The applicants, six Spanish nationals, were owners of a parent company of RUMASA group comprised of several hundred undertakings. The Government issued a law of the expropriation in the public interest of all the shares of the company. The applicants instituted civil proceedings against the state for the restitution of the expropriated property. During the proceedings the domestic courts required the opinion of the Constitutional court. During constitutional proceedings the applicants did not have an opportunity to comment on the observations submitted by the Counsel for the State (representative of the executive authority - their opponent in the civil proceedings) or submit their own opinion.
The applicants, alleged a violation of the principle of equality of arms because their opponent in the civil proceedings, was able to submit written observations to the Constitutional court but they were not.

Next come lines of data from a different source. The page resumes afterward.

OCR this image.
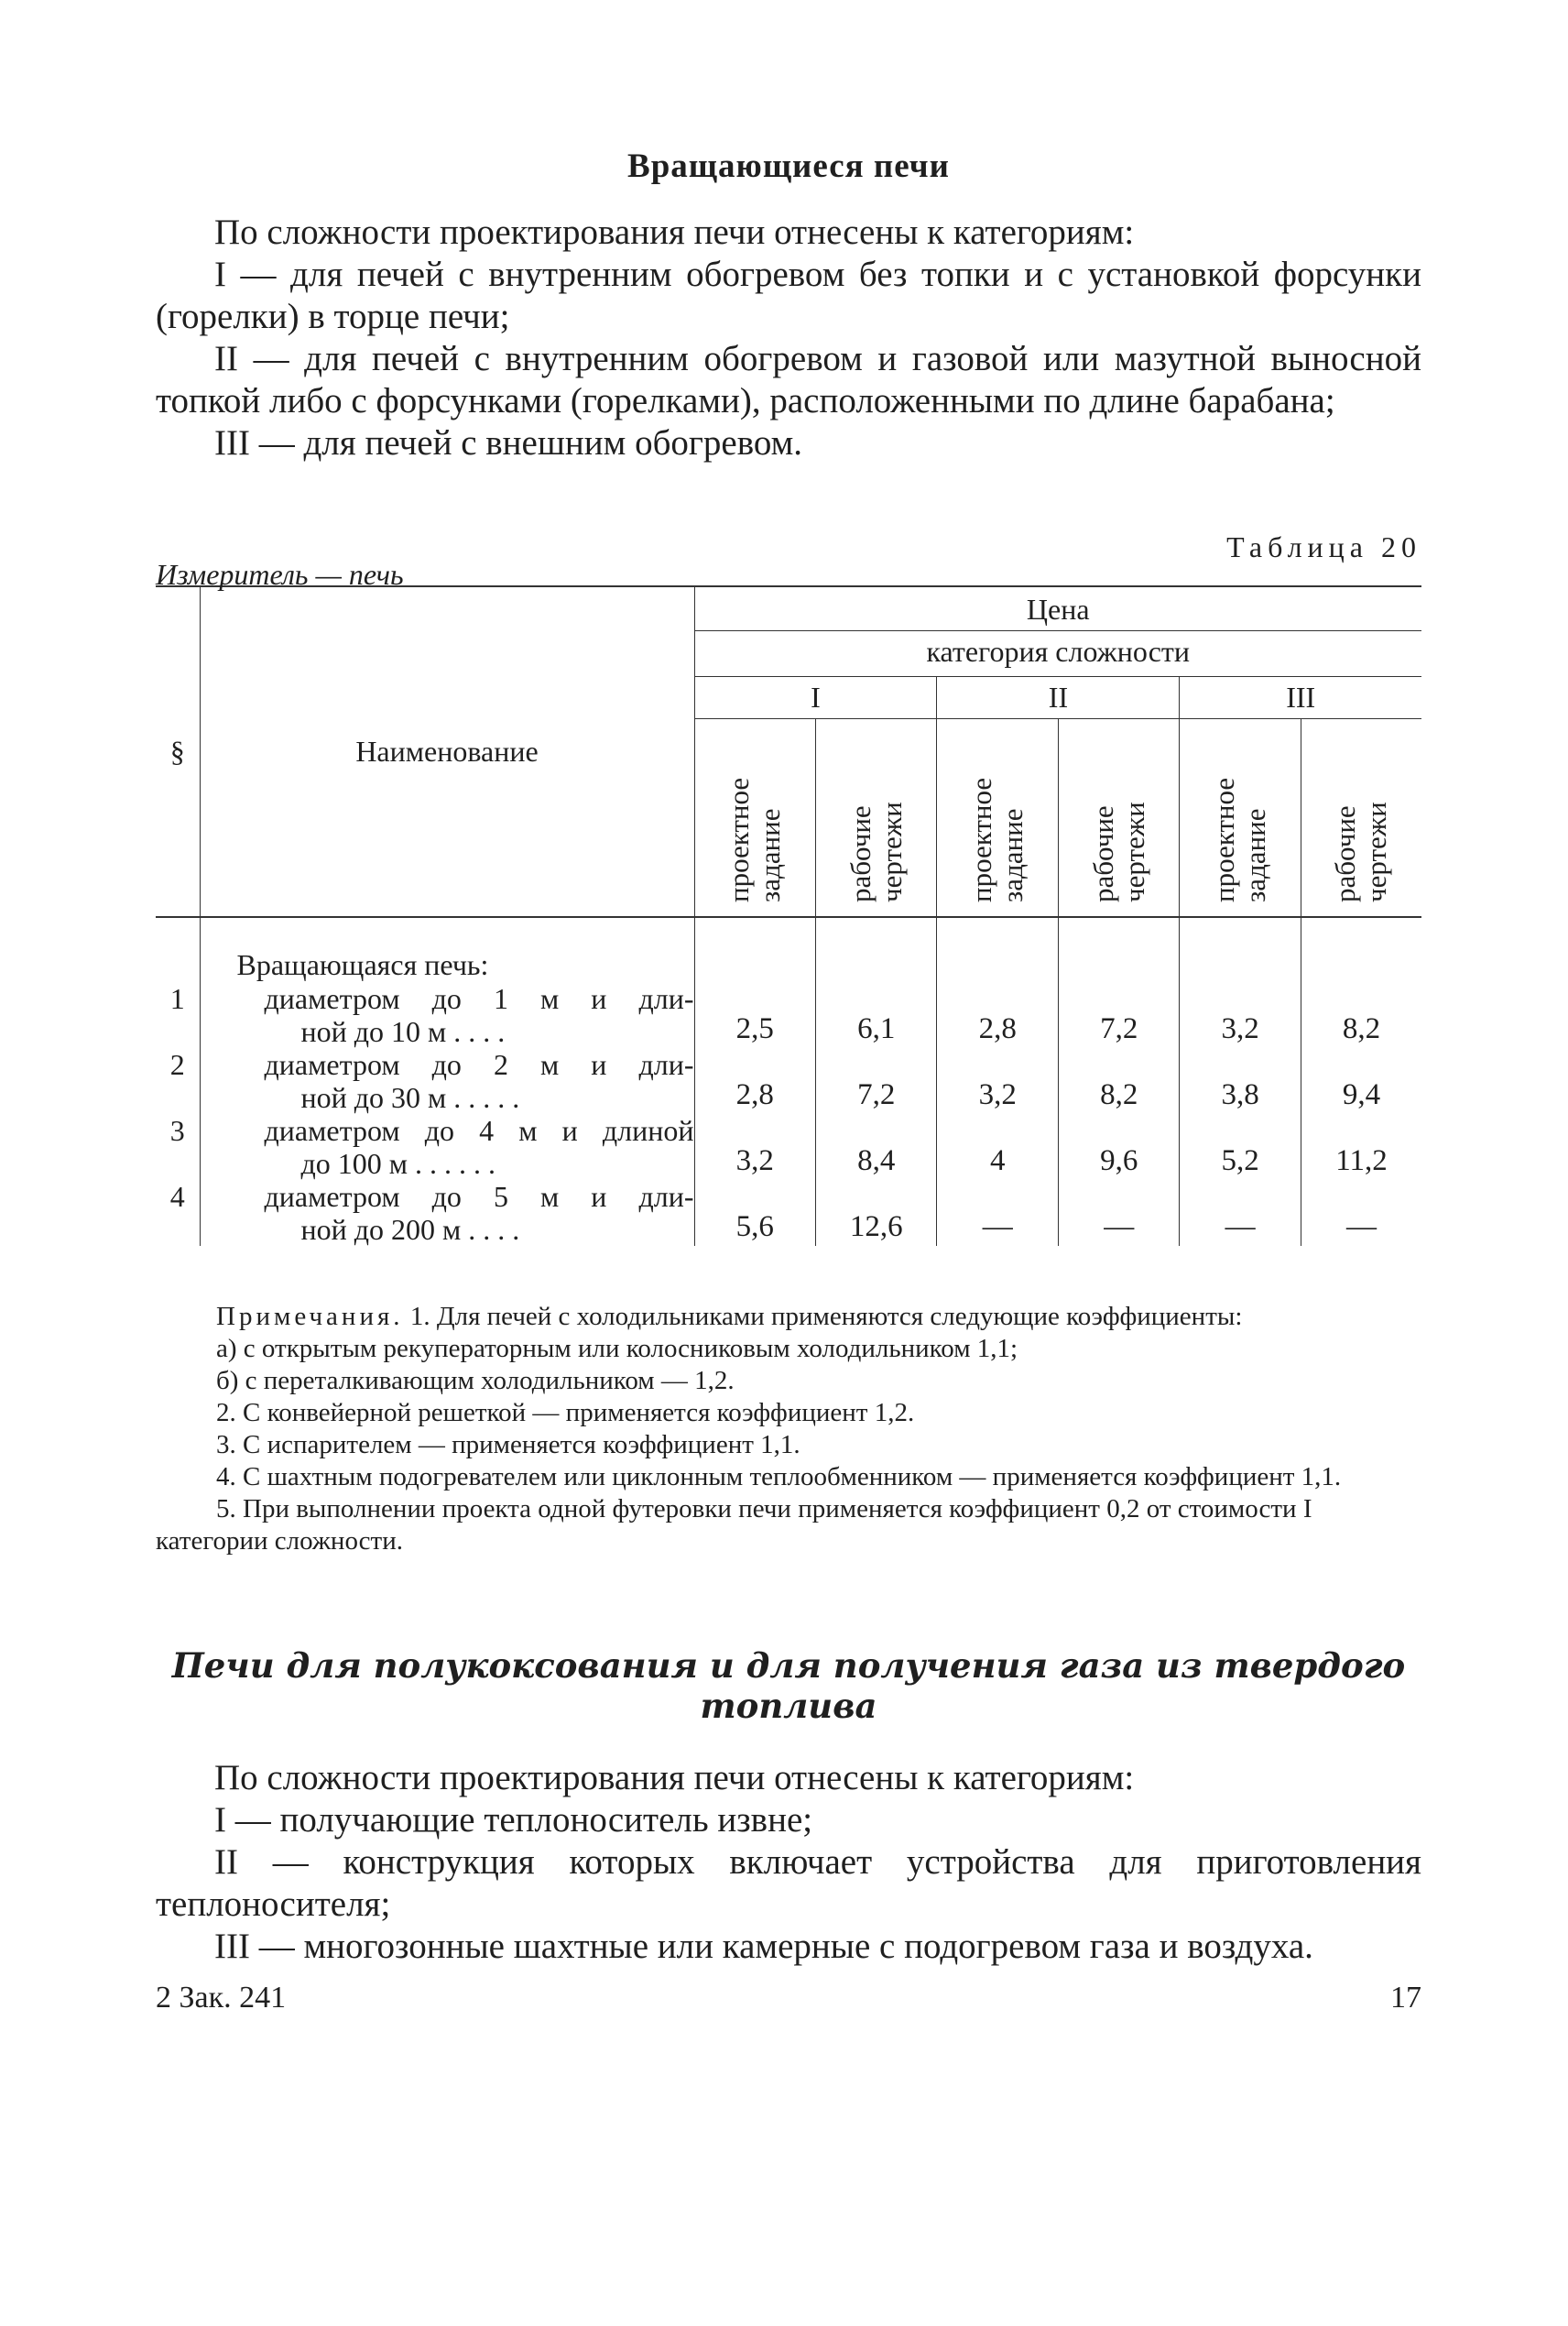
Вращающиеся печи

По сложности проектирования печи отнесены к категориям:

I — для печей с внутренним обогревом без топки и с установкой форсунки (горелки) в торце печи;

II — для печей с внутренним обогревом и газовой или мазутной выносной топкой либо с форсунками (горелками), расположенными по длине барабана;

III — для печей с внешним обогревом.

Измеритель — печь
Таблица 20
§	Наименование	Цена					
		категория сложности					
		I		II		III	

		проектное задание	рабочие чертежи	проектное задание	рабочие чертежи	проектное задание	рабочие чертежи

	Вращающаяся печь:						
1	диаметром до 1 м и дли-
ной до 10 м . . . .	2,5	6,1	2,8	7,2	3,2	8,2
2	диаметром до 2 м и дли-
ной до 30 м . . . . .	2,8	7,2	3,2	8,2	3,8	9,4
3	диаметром до 4 м и длиной
до 100 м . . . . . .	3,2	8,4	4	9,6	5,2	11,2
4	диаметром до 5 м и дли-
ной до 200 м . . . .	5,6	12,6	—	—	—	—

Примечания. 1. Для печей с холодильниками применяются следующие коэффициенты:

а) с открытым рекуператорным или колосниковым холодильником 1,1;

б) с переталкивающим холодильником — 1,2.

2. С конвейерной решеткой — применяется коэффициент 1,2.

3. С испарителем — применяется коэффициент 1,1.

4. С шахтным подогревателем или циклонным теплообменником — применяется коэффициент 1,1.

5. При выполнении проекта одной футеровки печи применяется коэффициент 0,2 от стоимости I категории сложности.

Печи для полукоксования и для получения газа из твердого топлива

По сложности проектирования печи отнесены к категориям:

I — получающие теплоноситель извне;

II — конструкция которых включает устройства для приготовления теплоносителя;

III — многозонные шахтные или камерные с подогревом газа и воздуха.

2 Зак. 241	17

The Court emphasized that the principle of equality of arms was only one feature of the wider concept of a fair trial, which also included the fundamental right that proceedings should be adversarial - the parties must have an opportunity to have knowledge of and comment on the observations filed or evidence adduced by the other party. The Court noted that constitutional proceedings have their special features, however if the Constitutional court is referred to in the context of civil proceedings, persons involved in these proceedings must be guaranteed free access to the observations of the other participants in these proceedings and a genuine opportunity to comment on those observations. As the applicants were not allowed to comment on the submissions of the Counsel for the State in the proceedings before the Constitutional court, but the Counsel for the State had advance knowledge of their arguments and was able to submit his observations in full knowledge of them, the Court found a violation of the right to fair trial.